When lawyers were asked if they personally maintain a blog for professional purposes (as opposed to whether their firm does), only 9 percent answered yes. Overall, solos are the most likely to have a blog, with 12 percent saying they have one, up from 7 percent the year before. With regard to the age of legal bloggers, lawyers between 40-49 are the most likely to have professional blogs.
This year, 59 percent of lawyers said that their firms maintain a presence in a social network such as LinkedIn or Facebook. That compares with 55 percent in 2012, 42 percent in 2011 and 17 percent in 2010. Twenty-three percent of respondents said that their firms do not maintain a presence in social networks, and 18 percent had no idea whether they did or not.
Of the firms that do maintain a presence in a social network, the most common networks are LinkedIn and Facebook. Of these firms, 92 percent have a presence on LinkedIn, up from 88 percent the year before. On Facebook, 58 percent say they have a presence, up from 55 percent in 2012.
Meanwhile, law firm use of legal-vertical networks remains negligible. Of the 59 percent of firms that are on social networks at all, only 1 percent are on Legal OnRamp, down from 2 percent the year before. On Avvo and Martindale-Hubbell Connected, the number remained steady from last year at 2 percent. One percent of these firms reported a presence on LawLink.
Among lawyers individually (as opposed to their firms), 81 percent now say that they use social networks for professional purposes, up from 78 percent in 2012, 65 percent in 2011 and 56 percent in 2010. Of the lawyers who use social networks, nearly all of them — 98 percent — say they are on LinkedIn, up from 95 percent the year before. Use of Facebook by these lawyers dropped slightly, from 38 percent in 2012 to 33 percent this year.

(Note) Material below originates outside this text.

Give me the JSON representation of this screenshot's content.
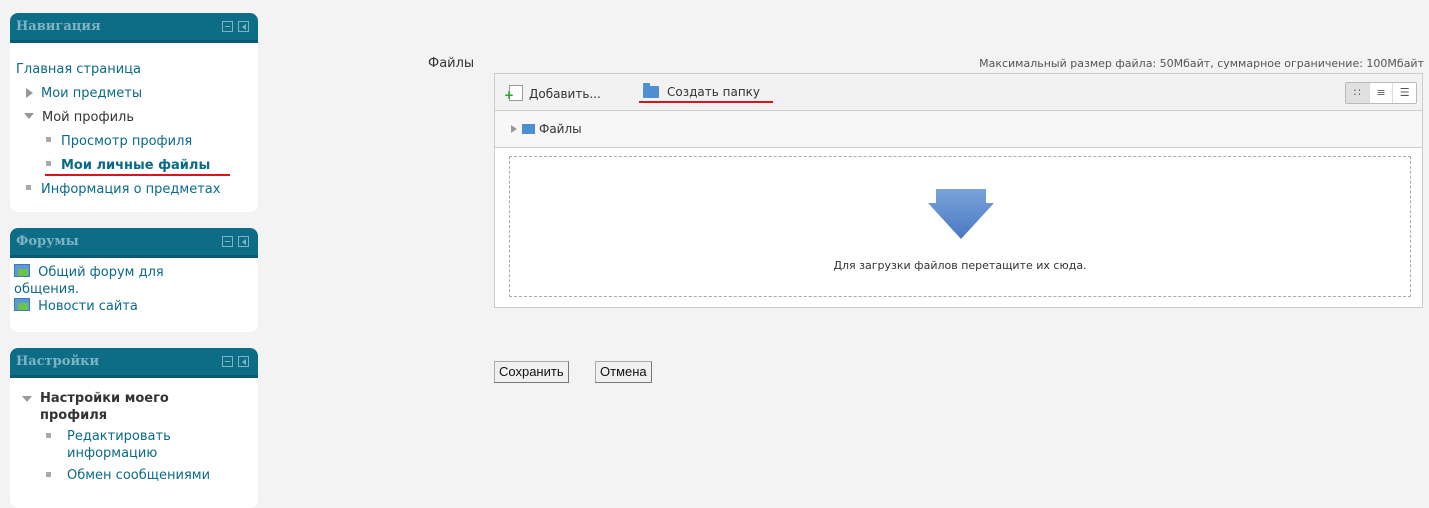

Use of Twitter by law firms also grew slightly over last year. Nineteen percent of respondents said that their firms maintain a presence on Twitter or similar microblog services. That is up from 13 percent last year, 7 percent in 2011 and 5 percent in 2010.
Among lawyers individually, 14 percent say they use Twitter. That is a slight increase from 11 percent in 2012, but more than double the 6 percent who said they used it in 2011. Twitter users are more likely to be in smaller firms, with 18 percent of solos and 19 percent of lawyers in 2-9 member firms saying they use it. Of those in firms of 500 or more, only 9 percent use Twitter.
One interesting and perhaps revealing finding of the survey is that most lawyers do not follow their own firm’s social media profiles. Asked whether they personally subscribe to or follow their firm’s social media profiles, only 32 percent said yes and 68 percent said no.
A perennial question for lawyers is whether participation in social media generates new business. The survey asked lawyers whether a client had ever retained them as a result of social media:
- Of lawyers who blog, 39.1 percent said yes.
- Of lawyers who participate in social networks, 19 percent said yes. Among solos, 24 percent said yes.
- Of lawyers who use Twitter, 6 percent said yes (down from 11 percent in 2012).
The Legal Technology Survey Report is published in six volumes. Each volume can be purchased for $350 or, for ABA members, for $300. The volumes are:
- Vol. 1: Technology Basics.
- Vol. 2: Law Office Technology.
- Vol. 3: Litigation and Courtroom Technology.
- Vol. 4: Web and Communication Technology.
- Vol. 5: Online Research.
- Vol. 6: Mobile Lawyers.
A combined edition and executive summary will be available later this month.
The findings discussed above came from the volume on web and communication technology.